- W roku, w którym światowi przywódcy byli poddawani wyjątkowo trudnym egzaminom - kryzys gospodarczy, kryzys imigracyjny, terroryzm - ona była "testowana" najciężej - oceniła Gibbs. - Można się z nią zgodzić albo nie, ale jedno jest pewne - Angela Merkel nie wybiera łatwych dróg. Liderzy sprawdzają się wtedy, gdy ludzie nie chcą iść ich śladem. Angela Merkel nie ustąpiła wobec tyranii, pokazała, że jest przywódczynią o niezłomnej moralności w świecie, w którym ta cecha jest niezwykle rzadka - tłumaczyła.
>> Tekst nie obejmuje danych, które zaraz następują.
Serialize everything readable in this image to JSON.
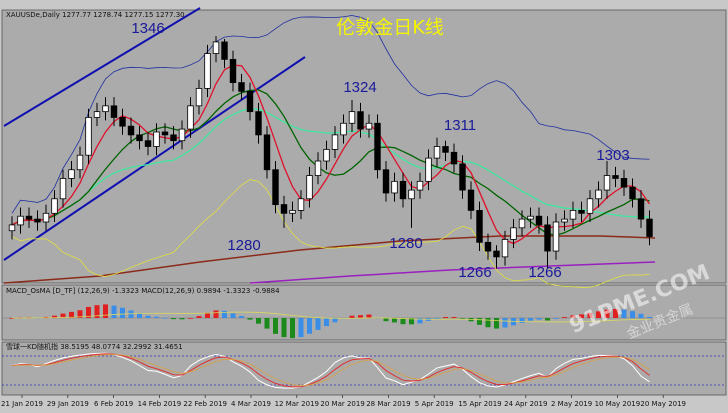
{
  "chart_data": {
    "type": "candlestick",
    "title": "伦敦金日K线",
    "header": "XAUUSDe,Daily  1277.77 1278.74 1277.15 1277.30",
    "macd_label": "MACD_OsMA [D_TF] (12,26,9) -1.3323 MACD(12,26,9) 0.9894 -1.3323 -0.9884",
    "kd_label": "雪球一KD随机指 38.5195 48.0774 32.2992 31.4651",
    "watermark": "91PME.COM",
    "watermark_sub": "金业贵金属",
    "annotations": [
      "1346",
      "1324",
      "1311",
      "1303",
      "1280",
      "1280",
      "1266",
      "1266"
    ],
    "xlabels": [
      "21 Jan 2019",
      "29 Jan 2019",
      "6 Feb 2019",
      "14 Feb 2019",
      "22 Feb 2019",
      "4 Mar 2019",
      "12 Mar 2019",
      "20 Mar 2019",
      "28 Mar 2019",
      "5 Apr 2019",
      "15 Apr 2019",
      "24 Apr 2019",
      "2 May 2019",
      "10 May 2019",
      "20 May 2019"
    ],
    "ylim": [
      1261,
      1355
    ],
    "open": [
      1279,
      1281,
      1284,
      1283,
      1282,
      1285,
      1290,
      1297,
      1300,
      1305,
      1318,
      1320,
      1322,
      1318,
      1315,
      1312,
      1310,
      1308,
      1313,
      1312,
      1310,
      1314,
      1322,
      1328,
      1340,
      1344,
      1338,
      1330,
      1327,
      1320,
      1312,
      1300,
      1288,
      1285,
      1286,
      1290,
      1298,
      1303,
      1307,
      1312,
      1316,
      1320,
      1314,
      1316,
      1300,
      1292,
      1296,
      1290,
      1293,
      1296,
      1304,
      1308,
      1306,
      1302,
      1293,
      1286,
      1275,
      1272,
      1270,
      1276,
      1280,
      1283,
      1284,
      1281,
      1272,
      1282,
      1283,
      1286,
      1285,
      1290,
      1293,
      1298,
      1297,
      1294,
      1290,
      1283
    ],
    "high": [
      1284,
      1287,
      1287,
      1286,
      1288,
      1293,
      1300,
      1303,
      1308,
      1321,
      1323,
      1325,
      1325,
      1321,
      1318,
      1315,
      1313,
      1316,
      1316,
      1315,
      1317,
      1325,
      1331,
      1343,
      1346,
      1345,
      1341,
      1333,
      1330,
      1323,
      1315,
      1303,
      1291,
      1289,
      1293,
      1301,
      1306,
      1310,
      1315,
      1319,
      1324,
      1323,
      1319,
      1319,
      1303,
      1299,
      1299,
      1296,
      1299,
      1307,
      1311,
      1310,
      1309,
      1305,
      1296,
      1289,
      1278,
      1274,
      1279,
      1283,
      1286,
      1287,
      1287,
      1284,
      1285,
      1286,
      1289,
      1289,
      1293,
      1296,
      1303,
      1301,
      1300,
      1297,
      1293,
      1286
    ],
    "low": [
      1276,
      1278,
      1280,
      1279,
      1279,
      1282,
      1287,
      1294,
      1297,
      1302,
      1315,
      1317,
      1315,
      1312,
      1309,
      1307,
      1305,
      1305,
      1309,
      1307,
      1307,
      1311,
      1319,
      1325,
      1337,
      1335,
      1327,
      1324,
      1317,
      1309,
      1297,
      1285,
      1280,
      1282,
      1283,
      1287,
      1295,
      1300,
      1304,
      1309,
      1313,
      1311,
      1311,
      1297,
      1289,
      1289,
      1287,
      1280,
      1290,
      1293,
      1301,
      1303,
      1299,
      1290,
      1283,
      1272,
      1269,
      1266,
      1267,
      1273,
      1277,
      1280,
      1278,
      1266,
      1269,
      1279,
      1280,
      1282,
      1282,
      1287,
      1290,
      1294,
      1291,
      1287,
      1280,
      1274
    ],
    "close": [
      1281,
      1284,
      1283,
      1282,
      1285,
      1290,
      1297,
      1300,
      1305,
      1318,
      1320,
      1322,
      1318,
      1315,
      1312,
      1310,
      1308,
      1313,
      1312,
      1310,
      1314,
      1322,
      1328,
      1340,
      1344,
      1338,
      1330,
      1327,
      1320,
      1312,
      1300,
      1288,
      1285,
      1286,
      1290,
      1298,
      1303,
      1307,
      1312,
      1316,
      1320,
      1314,
      1316,
      1300,
      1292,
      1296,
      1290,
      1293,
      1296,
      1304,
      1308,
      1306,
      1302,
      1293,
      1286,
      1275,
      1272,
      1270,
      1276,
      1280,
      1283,
      1284,
      1281,
      1272,
      1282,
      1283,
      1286,
      1285,
      1290,
      1293,
      1298,
      1297,
      1294,
      1290,
      1283,
      1277
    ]
  }
}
Drugie miejsce na liście magazynu "Time" zajął lider tzw. Państwa Islamskiego Abu Bakr al-Bagdadi. Miejsce na podium otrzymał również Donald Trump, który będzie się ubiegał o nominację Partii Republikańskiej w wyścigu o fotel prezydenta Stanow Zjednoczonych. Na liście znaleźli się również m.in. aktywiści z Black Lives Matter, Władimir Putin oraz prezydent Iranu Hassan Rouhani.
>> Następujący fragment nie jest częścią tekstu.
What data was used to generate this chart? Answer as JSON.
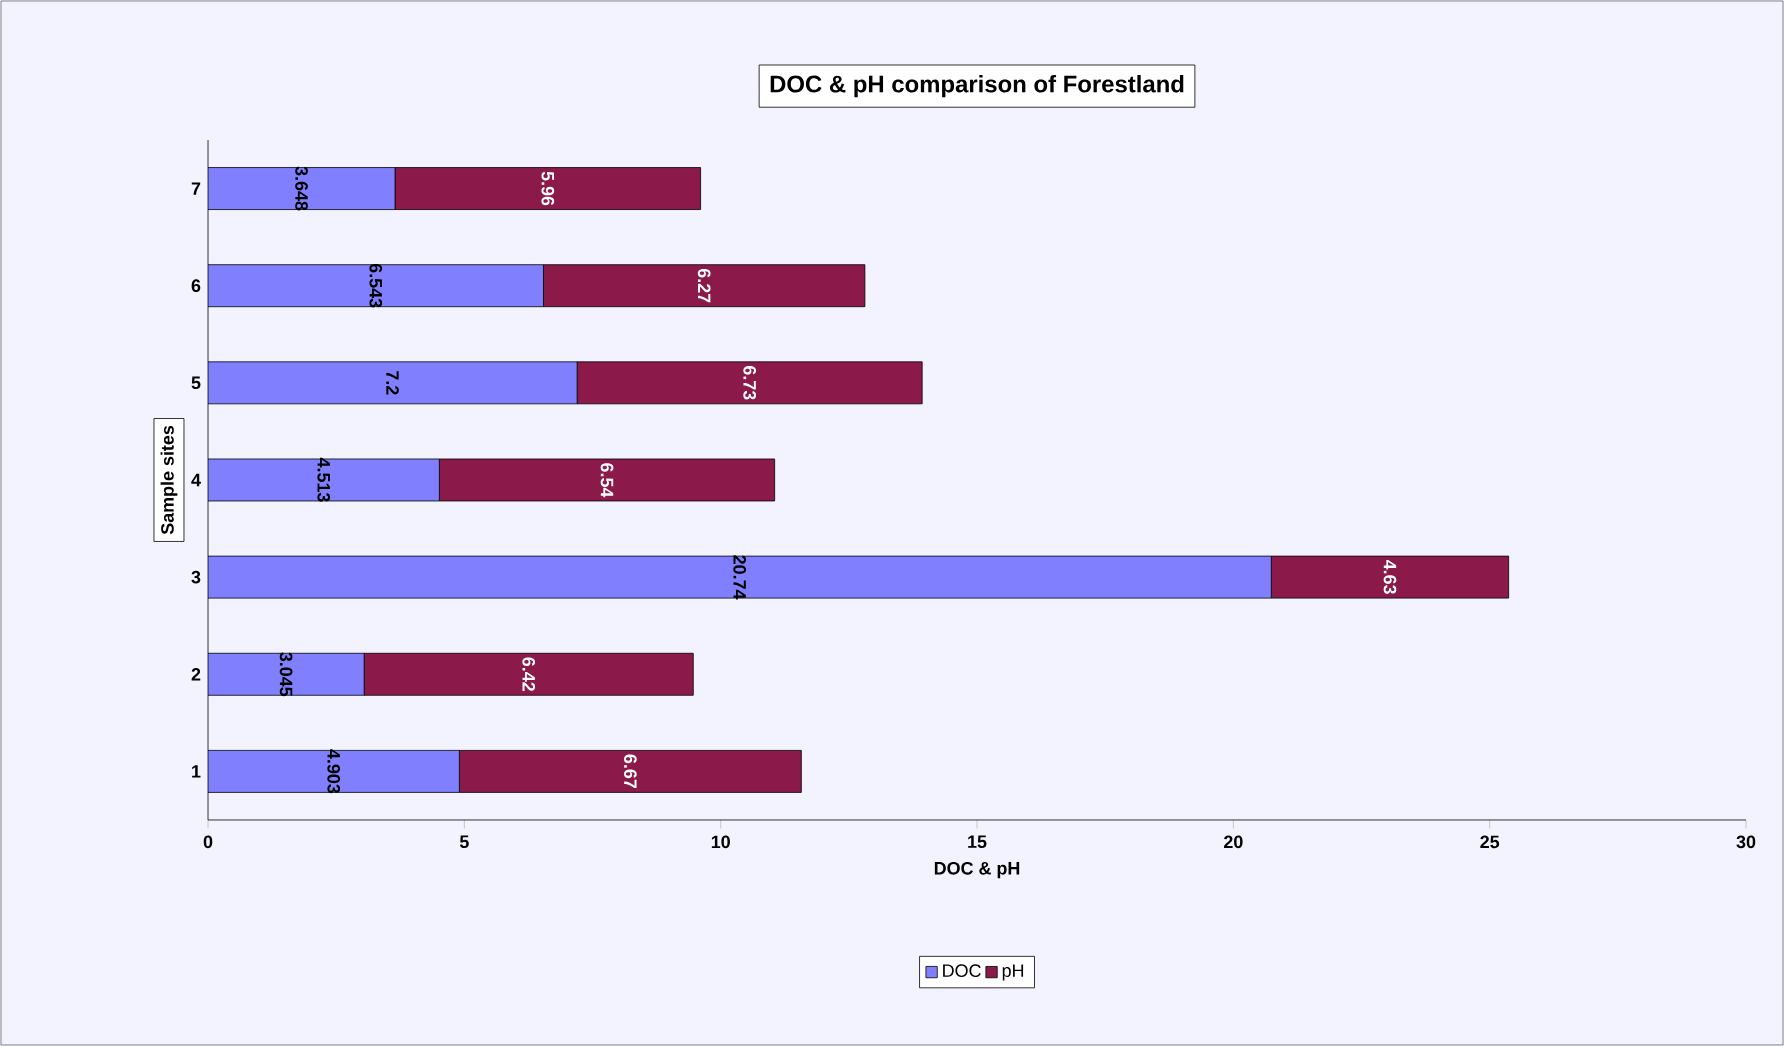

Tytuł człowieka roku „Time” trafia w ręce osoby, która w opinii redakcji najmocniej wpłynęła na światową politykę. Najważniejszą decyzją, którą w tym roku podjęła Angela Merkel było otwarcie granic Niemiec dla uchodźców pochodzących z Bliskiego Wschodu oraz krajów Afryki Północnej.